この様な状況になってしまっては、みんなに《能力》を明かしてもいいと思った。



「守る場合は、やっぱり《結界》か?」


「うん。心配だったら、高い壁と堀で囲ってもいいよ。その上で《結界》も張る」


「それだけの物を作るには、時間が掛かるだろう?」


「大丈夫。今日中にはできるよ」


「「「「「「「「「「えーーー!」」」」」」」」」」


父さんを含め、再び村のみんなが驚いた。


「家や畑を持って行けるのなら、ニコルには可能なのだろう」


「「「「「「「「「「ざわざわ・・・・・・・・・・」」」」」」」」」」


そして、村のみんなが再びざわめいた。



「僕は思うんだ。《亜空間ゲート》を使って、逃げる事はいつでもできる。けど、今じゃない気がする。まして戦うのは物騒だし、守ってみない?」


「ニコルっちに任せる!」


「私も!」


「俺もだ!」


「ニコル君、やっちゃってー!」


「「「「「「「「「「ワー、ワー、ワー・・・・・・・・・・!」」」」」」」」」」


「みんなはこう言ってるけど、父さんの意見はどうかな?」


「ああ。俺も、ニコルに任せる!」


「決まりだね。

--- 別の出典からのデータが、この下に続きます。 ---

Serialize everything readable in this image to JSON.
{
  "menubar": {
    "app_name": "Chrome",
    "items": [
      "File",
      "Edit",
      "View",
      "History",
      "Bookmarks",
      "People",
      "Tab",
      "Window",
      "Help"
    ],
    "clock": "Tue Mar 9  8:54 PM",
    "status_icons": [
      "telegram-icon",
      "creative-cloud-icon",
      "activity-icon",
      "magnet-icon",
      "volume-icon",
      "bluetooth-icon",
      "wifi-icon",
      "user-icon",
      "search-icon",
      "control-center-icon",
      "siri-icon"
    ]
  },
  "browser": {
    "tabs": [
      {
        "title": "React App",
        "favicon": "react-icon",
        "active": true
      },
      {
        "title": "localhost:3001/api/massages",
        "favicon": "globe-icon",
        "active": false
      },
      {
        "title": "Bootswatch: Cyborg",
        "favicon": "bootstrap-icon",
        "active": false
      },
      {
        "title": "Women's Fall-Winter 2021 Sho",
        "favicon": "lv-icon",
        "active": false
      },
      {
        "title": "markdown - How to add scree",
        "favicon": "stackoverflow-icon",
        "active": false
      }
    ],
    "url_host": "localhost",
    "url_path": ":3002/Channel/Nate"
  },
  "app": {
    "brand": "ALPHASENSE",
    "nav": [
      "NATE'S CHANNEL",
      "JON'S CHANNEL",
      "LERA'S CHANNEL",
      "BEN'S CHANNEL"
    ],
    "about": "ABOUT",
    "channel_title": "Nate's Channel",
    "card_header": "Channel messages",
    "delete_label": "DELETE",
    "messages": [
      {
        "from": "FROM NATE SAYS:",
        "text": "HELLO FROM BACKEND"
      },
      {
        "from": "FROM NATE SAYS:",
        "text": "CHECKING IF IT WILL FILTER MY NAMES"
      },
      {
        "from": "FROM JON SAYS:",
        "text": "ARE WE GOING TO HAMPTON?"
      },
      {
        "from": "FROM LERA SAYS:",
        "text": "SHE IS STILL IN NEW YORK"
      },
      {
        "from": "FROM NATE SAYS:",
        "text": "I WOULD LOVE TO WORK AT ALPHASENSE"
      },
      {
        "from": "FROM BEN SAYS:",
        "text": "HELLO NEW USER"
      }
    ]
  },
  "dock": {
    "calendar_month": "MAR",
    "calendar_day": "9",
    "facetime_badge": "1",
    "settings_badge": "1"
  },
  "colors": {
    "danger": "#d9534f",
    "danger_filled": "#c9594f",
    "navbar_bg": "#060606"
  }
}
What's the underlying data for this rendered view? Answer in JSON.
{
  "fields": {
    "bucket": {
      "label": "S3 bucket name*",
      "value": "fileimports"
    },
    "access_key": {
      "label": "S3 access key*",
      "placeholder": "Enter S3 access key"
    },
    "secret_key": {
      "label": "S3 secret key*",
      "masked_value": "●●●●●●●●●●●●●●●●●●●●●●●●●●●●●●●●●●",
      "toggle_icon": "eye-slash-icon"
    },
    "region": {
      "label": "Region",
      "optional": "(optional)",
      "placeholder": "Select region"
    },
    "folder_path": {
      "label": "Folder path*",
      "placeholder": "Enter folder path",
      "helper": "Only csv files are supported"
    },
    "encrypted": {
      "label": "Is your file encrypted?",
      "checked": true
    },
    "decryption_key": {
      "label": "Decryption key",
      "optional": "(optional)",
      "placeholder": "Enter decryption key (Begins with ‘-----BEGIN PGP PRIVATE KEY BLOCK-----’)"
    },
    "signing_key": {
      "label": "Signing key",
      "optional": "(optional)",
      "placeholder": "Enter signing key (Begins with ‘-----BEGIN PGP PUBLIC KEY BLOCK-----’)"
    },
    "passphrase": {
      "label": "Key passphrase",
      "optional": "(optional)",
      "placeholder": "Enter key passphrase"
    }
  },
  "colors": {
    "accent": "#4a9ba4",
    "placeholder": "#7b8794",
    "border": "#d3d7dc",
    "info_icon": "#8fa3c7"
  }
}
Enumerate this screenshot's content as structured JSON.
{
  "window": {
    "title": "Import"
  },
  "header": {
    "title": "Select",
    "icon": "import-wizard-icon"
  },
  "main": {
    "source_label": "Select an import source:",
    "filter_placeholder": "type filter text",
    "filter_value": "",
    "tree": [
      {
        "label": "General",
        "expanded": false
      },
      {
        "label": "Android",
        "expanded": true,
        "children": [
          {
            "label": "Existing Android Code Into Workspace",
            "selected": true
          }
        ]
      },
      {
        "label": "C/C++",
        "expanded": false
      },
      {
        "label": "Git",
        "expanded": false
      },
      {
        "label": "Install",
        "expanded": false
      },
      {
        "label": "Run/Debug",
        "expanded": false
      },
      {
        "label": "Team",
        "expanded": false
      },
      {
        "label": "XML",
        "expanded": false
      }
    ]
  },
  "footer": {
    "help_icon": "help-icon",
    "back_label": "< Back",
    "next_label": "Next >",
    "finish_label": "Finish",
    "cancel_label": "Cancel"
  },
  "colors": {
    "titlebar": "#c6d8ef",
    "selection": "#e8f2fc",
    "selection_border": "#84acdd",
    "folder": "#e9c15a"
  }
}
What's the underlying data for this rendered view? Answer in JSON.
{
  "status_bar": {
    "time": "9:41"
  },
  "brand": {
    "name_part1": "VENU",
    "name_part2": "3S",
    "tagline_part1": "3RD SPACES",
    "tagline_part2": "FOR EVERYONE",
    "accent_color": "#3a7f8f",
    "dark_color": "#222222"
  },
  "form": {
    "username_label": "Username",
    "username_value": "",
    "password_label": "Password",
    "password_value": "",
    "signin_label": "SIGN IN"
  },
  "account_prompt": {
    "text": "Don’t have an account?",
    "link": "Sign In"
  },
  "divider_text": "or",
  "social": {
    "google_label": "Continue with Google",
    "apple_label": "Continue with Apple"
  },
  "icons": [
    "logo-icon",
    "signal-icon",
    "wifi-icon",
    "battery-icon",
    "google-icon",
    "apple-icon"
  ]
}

それじゃこの人達、馬車に積んで外に出しちゃおう」


「そうだな」


こうしてエシャット村は、コロネ子爵と《守備的な敵対》をする方向に進んだ。



みんなに手伝って貰い、コロネ子爵の手下を村の外に出した。


そして、僕はエシャット村を囲う壁を立てていった。


高さは、五メートル。

範囲は、二キロ四方である。


壁の外側は堀になっており、ちゃんと水も引いた。

更に《結界》を張り、外部から人が入れないようにしてある。


これらを、五時間程で仕上げてしまった。

みんなはそれを見ている間、呆気にとられていた。


「まさか、本当に一日で完成するとは」


「ニコル君、凄いわ」


「これなら、安心ね」


「「「「「「「「「「ワー、ワー、ワー・・・・・・・・・・!」」」」」」」」」」


完成して間も無く、みんなから歓声が上がった。



「人が来ないなら、《亜空間ゲート》使ってもいいよな?」


「リートガルド様達が来た時の為に、設置場所を目立たない場所に移した方がいいね」


「頼んだぜ、ニコル」


「分かったよ、サジ」


この後、スーパーの裏に小屋を設置しする事になった。


そして、『リートガルド様達は、僕がいる時しか通さない』と、取り決めをした。



「ところで、父さん。門番はどうしようか?」


門の扉は鉄製で、堀には跳ね橋が掛かっていた。

そして、門の両側には見張り塔が建っている。


「そうだな。リートガルド様達も、来るしな」


父さんは、村人達を見渡した。


「ニック。狩猟班の若手に任せたいんだが、いいか?」


「俺達?」


「戦闘慣れしていて、いざという時対処できるだろ。交代でやってくれ」


「しょうがないな」


ニックさんは面倒臭そうにしながらも、引き受けてくれた。